<busbey> hurm. so how useful would a test set that injects faults into the !METADATA table be?
<busbey> or into FATE
<busbey> for that matter
<busbey> to make sure that we have sufficient failure handling to avoid catastrophic loss
<kturner> I think I saw a FATE related bug in the logs also
<kturner> FATE serializes classes and pushes them on a stack in zookeeper
<kturner> in 1.6 package names were changed, so things could not deserialize
<busbey> oh boy
<busbey> that's not good
<busbey> so like they were serialized while the cluster was 1.5?
<busbey> and then post upgrade explosions?
<elserj> sounds like it
<busbey> were package names changed 1.4 -> 1.5 related to fate?

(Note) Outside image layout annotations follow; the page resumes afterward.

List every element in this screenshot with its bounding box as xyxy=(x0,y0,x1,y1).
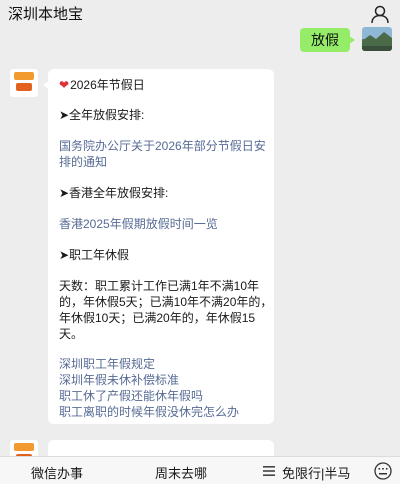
related-link[interactable]: 职工休了产假还能休年假吗 xyxy=(59,388,203,404)
section-title: ➤香港全年放假安排: xyxy=(59,186,169,200)
user-message-bubble[interactable]: 放假 xyxy=(300,28,355,52)
body-text: 年休假10天；已满20年的，年休假15 xyxy=(59,311,256,325)
notice-link[interactable]: 国务院办公厅关于2026年部分节假日安 xyxy=(59,138,266,154)
menu-item-traffic[interactable]: 免限行|半马 xyxy=(282,463,350,482)
keyboard-icon[interactable] xyxy=(374,462,392,480)
bottom-menu-bar: 微信办事 周末去哪 免限行|半马 xyxy=(0,456,400,484)
message-heading: ❤2026年节假日 xyxy=(59,78,145,92)
bot-message-bubble: ❤2026年节假日 ➤全年放假安排: 国务院办公厅关于2026年部分节假日安 排… xyxy=(43,69,274,424)
body-text: 的，年休假5天；已满10年不满20年的， xyxy=(59,295,273,309)
section-title: ➤全年放假安排: xyxy=(59,108,145,122)
section-title: ➤职工年休假 xyxy=(59,248,130,262)
user-avatar[interactable] xyxy=(362,27,392,51)
menu-item-wechat-service[interactable]: 微信办事 xyxy=(31,463,83,482)
menu-item-weekend[interactable]: 周末去哪 xyxy=(155,463,207,482)
related-link[interactable]: 深圳年假未休补偿标准 xyxy=(59,372,179,388)
body-text: 天。 xyxy=(59,327,84,341)
chat-title: 深圳本地宝 xyxy=(8,6,84,23)
menu-icon[interactable] xyxy=(263,466,275,476)
notice-link-cont[interactable]: 排的通知 xyxy=(59,154,107,170)
hk-holiday-link[interactable]: 香港2025年假期放假时间一览 xyxy=(59,216,218,232)
body-text: 天数：职工累计工作已满1年不满10年 xyxy=(59,279,260,293)
heart-icon: ❤ xyxy=(59,78,70,92)
related-link[interactable]: 深圳职工年假规定 xyxy=(59,356,155,372)
person-icon[interactable] xyxy=(370,4,390,24)
bot-avatar[interactable] xyxy=(10,69,38,97)
top-bar: 深圳本地宝 xyxy=(0,0,400,28)
related-link[interactable]: 职工离职的时候年假没休完怎么办 xyxy=(59,404,239,420)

<busbey> because in theory
<busbey> I could have a 1.4 cluster
<elserj> almost want to preserve classes which were renamed as deprecated
<busbey> that I upgrade to 1.5 and then 1.6
<busbey> and I could, in theory not allow enough time for FATE to clear out in the mean
<busbey> well, or provide some kind of transition jar
<busbey> that includes classes to allow for burn off
<busbey> that you could later remove
<busbey> this sounds like a blocker
<busbey> barring some kind of documentation we could do
<busbey> for safely shutting down a cluster in prep for an upgrade
<busbey> the monitor doesn't show any indicators for waiting FATE operations, does it?
<kturner> maybe 1.6 could refuse to upgrade if the FATE queue is not empty
<busbey> filed CCUMULO-2517
<busbey> 1) was this also a problem doing 1.4 -> 1.5?
<busbey> and we just haven't had anyone hit it yet?
<elserj> do you have an idea of how many renames this introduces, keith?
<busbey> 2) that sounds like a good idea
<busbey> as a first check, then just say "please start up the master under PREV_VERSION" and wait for FATE to clear
<kturner> we could do the same thing for 1.5
<busbey> with a ref to upgrade notes that explain how to check if FATE is clear?
<busbey> that will require we finish ACCUMULO-2469, I presume?
<busbey> (that's the ticket for documenting how to access zookeeper)
<busbey> two additional tickets or one?
<elserj> there's a class that will print fate ops
<busbey> 1) upgrade instructions should include how to check if there are fate operations pending
<busbey> 2) upgrade code should refuse to upgrade if there are fae operations pending
<busbey> nice! we could use that and leave 2469 for later, then?
<elserj> ctubbsii_bot you need to trim punctuation
* murraju (~Adium@c-98-230-174-20.hsd1.ga.comcast.net) has joined #accumulo
<busbey> do those two sound like they cover the FATE bug?
<busbey> I presume we don't know enough yet to make a call on the delete marker thing?
<busbey> and that any additional guards on the GC should be aiming for post-1.6?
<kturner> I am creating a ticket, any problem w/ me just plopping this conversation onto the ticket?
<busbey> sounds good
<elserj> oh, sure